Engel stated that Trump had met him for three hours the day before. Engel told Trump it was wrong not to fire Rosen, claiming that Rosen refused to lie about 2020 voter fraud.

All of the witnesses who testified Thursday expressed grave concerns over Trump’s frequent communications with Clark in December 2020 and January 2021. Clark’s main focus at the DOJ was on the environment; he had no experience with election litigation. “How does the president even know Mr. Clark?” Rosen recalled wondering.

“You’re an environmental lawyer,” Donoghue said he told Clark at one point. “How about you go back to your office, and we’ll call you when there’s an oil spill.”

Other White House officials testified that they were alarmed by Clark’s scheme to capitalize on the Justice Department’s credibility to overturn an election.

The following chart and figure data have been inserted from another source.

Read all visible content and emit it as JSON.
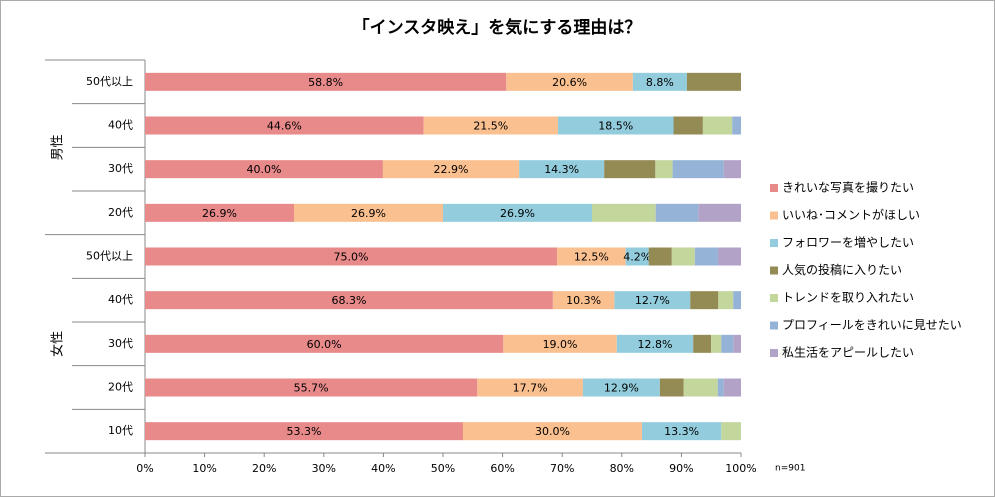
{
  "chart_data": {
    "type": "bar",
    "orientation": "horizontal",
    "stacking": "percent",
    "title": "「インスタ映え」を気にする理由は？",
    "annotation": "n=901",
    "groups": [
      {
        "name": "男性",
        "categories": [
          "50代以上",
          "40代",
          "30代",
          "20代"
        ]
      },
      {
        "name": "女性",
        "categories": [
          "50代以上",
          "40代",
          "30代",
          "20代",
          "10代"
        ]
      }
    ],
    "series": [
      {
        "name": "きれいな写真を撮りたい",
        "color": "#e8898a",
        "values": [
          58.8,
          44.6,
          40.0,
          26.9,
          75.0,
          68.3,
          60.0,
          55.7,
          53.3
        ],
        "value_labels": [
          "58.8%",
          "44.6%",
          "40.0%",
          "26.9%",
          "75.0%",
          "68.3%",
          "60.0%",
          "55.7%",
          "53.3%"
        ]
      },
      {
        "name": "いいね･コメントがほしい",
        "color": "#fac090",
        "values": [
          20.6,
          21.5,
          22.9,
          26.9,
          12.5,
          10.3,
          19.0,
          17.7,
          30.0
        ],
        "value_labels": [
          "20.6%",
          "21.5%",
          "22.9%",
          "26.9%",
          "12.5%",
          "10.3%",
          "19.0%",
          "17.7%",
          "30.0%"
        ]
      },
      {
        "name": "フォロワーを増やしたい",
        "color": "#93cddd",
        "values": [
          8.8,
          18.5,
          14.3,
          26.9,
          4.2,
          12.7,
          12.8,
          12.9,
          13.3
        ],
        "value_labels": [
          "8.8%",
          "18.5%",
          "14.3%",
          "26.9%",
          "4.2%",
          "12.7%",
          "12.8%",
          "12.9%",
          "13.3%"
        ]
      },
      {
        "name": "人気の投稿に入りたい",
        "color": "#948a54",
        "values": [
          8.8,
          4.7,
          8.6,
          0,
          4.2,
          4.7,
          3.0,
          4.0,
          0
        ]
      },
      {
        "name": "トレンドを取り入れたい",
        "color": "#c3d69b",
        "values": [
          0,
          4.7,
          2.9,
          11.5,
          4.2,
          2.5,
          1.7,
          5.7,
          3.3
        ]
      },
      {
        "name": "プロフィールをきれいに見せたい",
        "color": "#95b3d7",
        "values": [
          0,
          1.4,
          8.6,
          7.7,
          4.2,
          1.3,
          2.0,
          1.0,
          0
        ]
      },
      {
        "name": "私生活をアピールしたい",
        "color": "#b3a2c7",
        "values": [
          0,
          0,
          2.9,
          7.7,
          4.2,
          0,
          1.3,
          2.9,
          0
        ]
      }
    ],
    "xlim": [
      0,
      100
    ],
    "xticks": [
      {
        "value": 0,
        "label": "0%"
      },
      {
        "value": 10,
        "label": "10%"
      },
      {
        "value": 20,
        "label": "20%"
      },
      {
        "value": 30,
        "label": "30%"
      },
      {
        "value": 40,
        "label": "40%"
      },
      {
        "value": 50,
        "label": "50%"
      },
      {
        "value": 60,
        "label": "60%"
      },
      {
        "value": 70,
        "label": "70%"
      },
      {
        "value": 80,
        "label": "80%"
      },
      {
        "value": 90,
        "label": "90%"
      },
      {
        "value": 100,
        "label": "100%"
      }
    ],
    "legend": "right"
  }
}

“When he finished discussing what he planned on doing, I said, ‘good f-cking a-hole, congratulations, you just admitted your first step or act you would take as attorney general would be committing a felony,’” Herschmann said he told Clark, according to taped testimony aired on Thursday. “The only thing you know about environmental and election challenges is that they both start with E,” he went on. “And I’m not even sure you know that.”

Also, the video evidence presented by the committee showed how Trump’s and Republican lawmakers rallied their support against the Justice Department. The false claim that it was refusing investigation into voter fraud was made. In an interview, Fox Business anchor Maria Bartiromo, asked Trump why the DOJ wasn’t doing anything about his spurious claims of voter fraud. “Missing in action,” he said. Gaetz similarly exacerbated the agency in December at a conservative conference. And on the morning of Jan. 6, Capitol rioters showed up outside the Department of Justice building in Washington chanting, “Do your job!”

Panel members applauded witnesses who stood up against Trump and refused to give in to his pressure campaign. Kinzinger challenged Americans to think about what might have happened to the country had people of less integrity been in their positions at that time.

“Imagine a future where the President could screen applicants to the Justice Department with one question: Are you loyal to me or to the Constitution?” Kinzinger said. “It wouldn’t take long to find people willing to pledge their loyalty to the man.”

Thursday’s hearing was the fifth thus far. Although the next hearing was originally scheduled for Monday, the committee decided to postpone the hearings until July while it collects more information and makes decisions about how it will factor this into the final hearings.

Multiple sources have told TIME that the committee initially had planned to hold six hearings. However, several sources said that the panel plans at least one additional hearing before it issues its final report. Jamie Raskin (Democrat from Maryland) stated that more people have come forward because of the televised hearings.

Rep. Liz Cheney (Republican from Wyoming, and vice-chair of the committee) echoed this sentiment on Thursday. “There is much more evidence to come,” she said.